Upon hearing both parties, the Court was of the opinion that the emergency arbitration had been instituted by the petitioners under the Regulations of the International Chambers of Commerce, after having made a substantial financial outlay to acquire 94.5% shareholding in the respondent-company.
The court observed that the respondents had chosen not to comply with any orders of the emergency arbitrator, passed in 2022, and had prima facie after receiving entire funds under the SPA, entangled the petitioner “before every possible police station, tribunal and court, while refusing to discharge their obligations under the SPA.”
It was observed that proceedings before the NCLT would not be a bar to arbitral proceedings, since the arbitral clause could not be interpreted “technically, like a hair-splitting exercise,” but would have to be read holistically.

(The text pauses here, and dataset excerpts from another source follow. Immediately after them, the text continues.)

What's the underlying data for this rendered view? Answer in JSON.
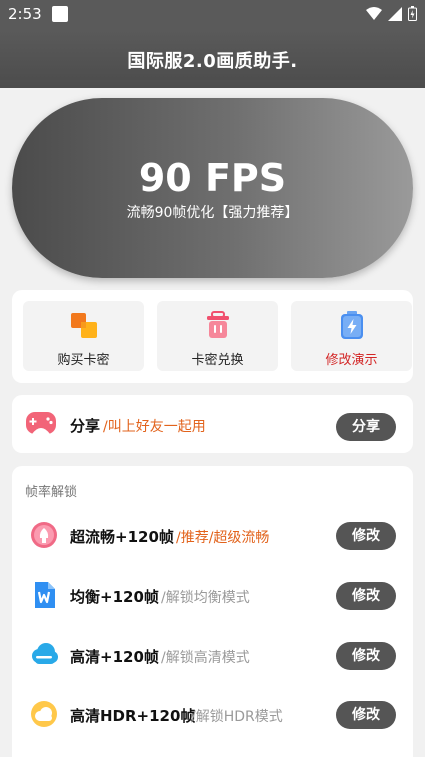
{
  "status": {
    "time": "2:53"
  },
  "header": {
    "title": "国际服2.0画质助手."
  },
  "hero": {
    "fps": "90 FPS",
    "subtitle": "流畅90帧优化【强力推荐】"
  },
  "actions": [
    {
      "label": "购买卡密",
      "icon": "cube-icon"
    },
    {
      "label": "卡密兑换",
      "icon": "trash-icon"
    },
    {
      "label": "修改演示",
      "icon": "lightning-icon"
    }
  ],
  "share": {
    "title": "分享",
    "desc": "/叫上好友一起用",
    "button": "分享"
  },
  "unlock": {
    "section_title": "帧率解锁",
    "modes": [
      {
        "title": "超流畅+120帧",
        "desc": "/推荐/超级流畅",
        "button": "修改"
      },
      {
        "title": "均衡+120帧",
        "desc": "/解锁均衡模式",
        "button": "修改"
      },
      {
        "title": "高清+120帧",
        "desc": "/解锁高清模式",
        "button": "修改"
      },
      {
        "title": "高清HDR+120帧",
        "desc": "/解锁HDR模式",
        "button": "修改"
      }
    ]
  },
  "colors": {
    "accent_orange": "#e2631c",
    "muted_gray": "#9a9a9a",
    "demo_red": "#d32626",
    "button_dark": "#555555"
  }
}
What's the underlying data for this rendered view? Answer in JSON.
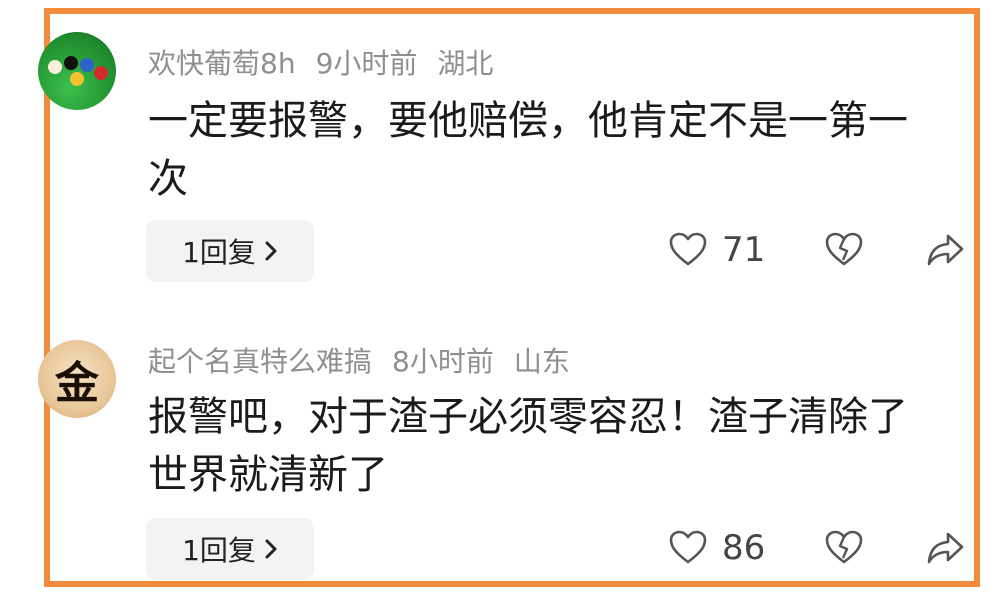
{
  "comments": [
    {
      "username": "欢快葡萄8h",
      "time": "9小时前",
      "location": "湖北",
      "text_line1": "一定要报警，要他赔偿，他肯定不是一第一",
      "text_line2": "次",
      "reply_label": "1回复",
      "likes": "71",
      "avatar_icon": "billiard-balls-avatar"
    },
    {
      "username": "起个名真特么难搞",
      "time": "8小时前",
      "location": "山东",
      "text_line1": "报警吧，对于渣子必须零容忍！渣子清除了",
      "text_line2": "世界就清新了",
      "reply_label": "1回复",
      "likes": "86",
      "avatar_char": "金",
      "avatar_icon": "gold-character-avatar"
    }
  ],
  "colors": {
    "frame": "#f28c3a",
    "meta_text": "#8f8f8f",
    "body_text": "#1b1b1b",
    "reply_bg": "#f3f3f3"
  },
  "icons": [
    "heart-icon",
    "dislike-heart-icon",
    "share-icon",
    "chevron-right-icon"
  ]
}
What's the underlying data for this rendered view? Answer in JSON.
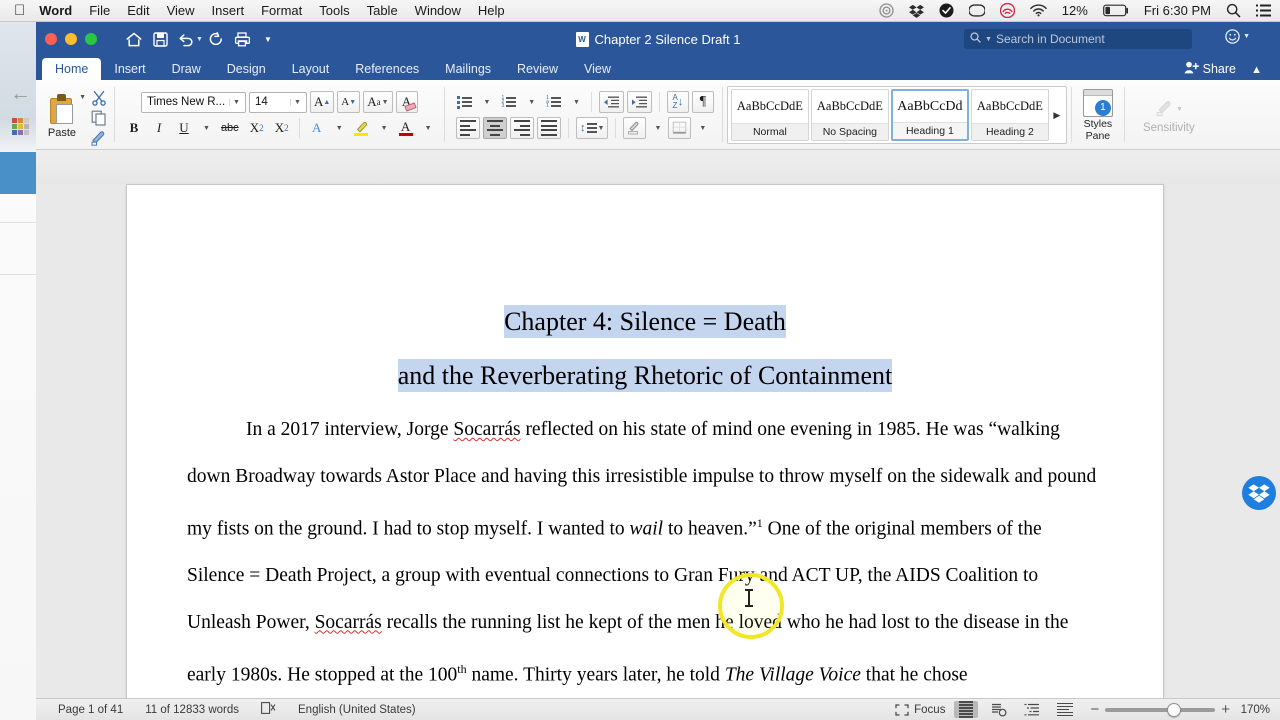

The Court concluded that while the Emergency Arbitrator’s orders were not directly enforceable under the 1996 Act, the same could not be ignored, since both parties had participated in the proceedings. The order was unchallenged, well-reasoned, and without any illegalities.
In allowing the application for interim relief, the Court noted that USA laws would require the petitioner to furnish information of their complete financial dealings and that any delay would be met with severe consequences, making information sought from the respondents necessary, since they were lawfully entitled to the same, as majority shareholders in the respondent company.
It concluded: “The contention that pre-arbitral steps being mandatory have not been complied with is also without basis and an empty formality. There are severe consequences which follow from the delay in filing of the aforesaid documents insofar as the petitioner and its parent company are concerned. In any event, the petitioner being the single largest shareholder of the respondent no.1 is lawfully entitled to such information, books on accounts and financial records of the respondent no.1. Such obligations and information must also be provided in terms of the SPA. A nominee and authorized signatory of the petitioner is already having access to the ICICI bank of the respondent no.1. In view of the aforesaid, there can be no prejudice which would be caused to the respondents if such prayer is allowed.”
Case: Uphealth Holdings Inc. v Glocal Healthcare Systems Pvt. Ltd. & Ors.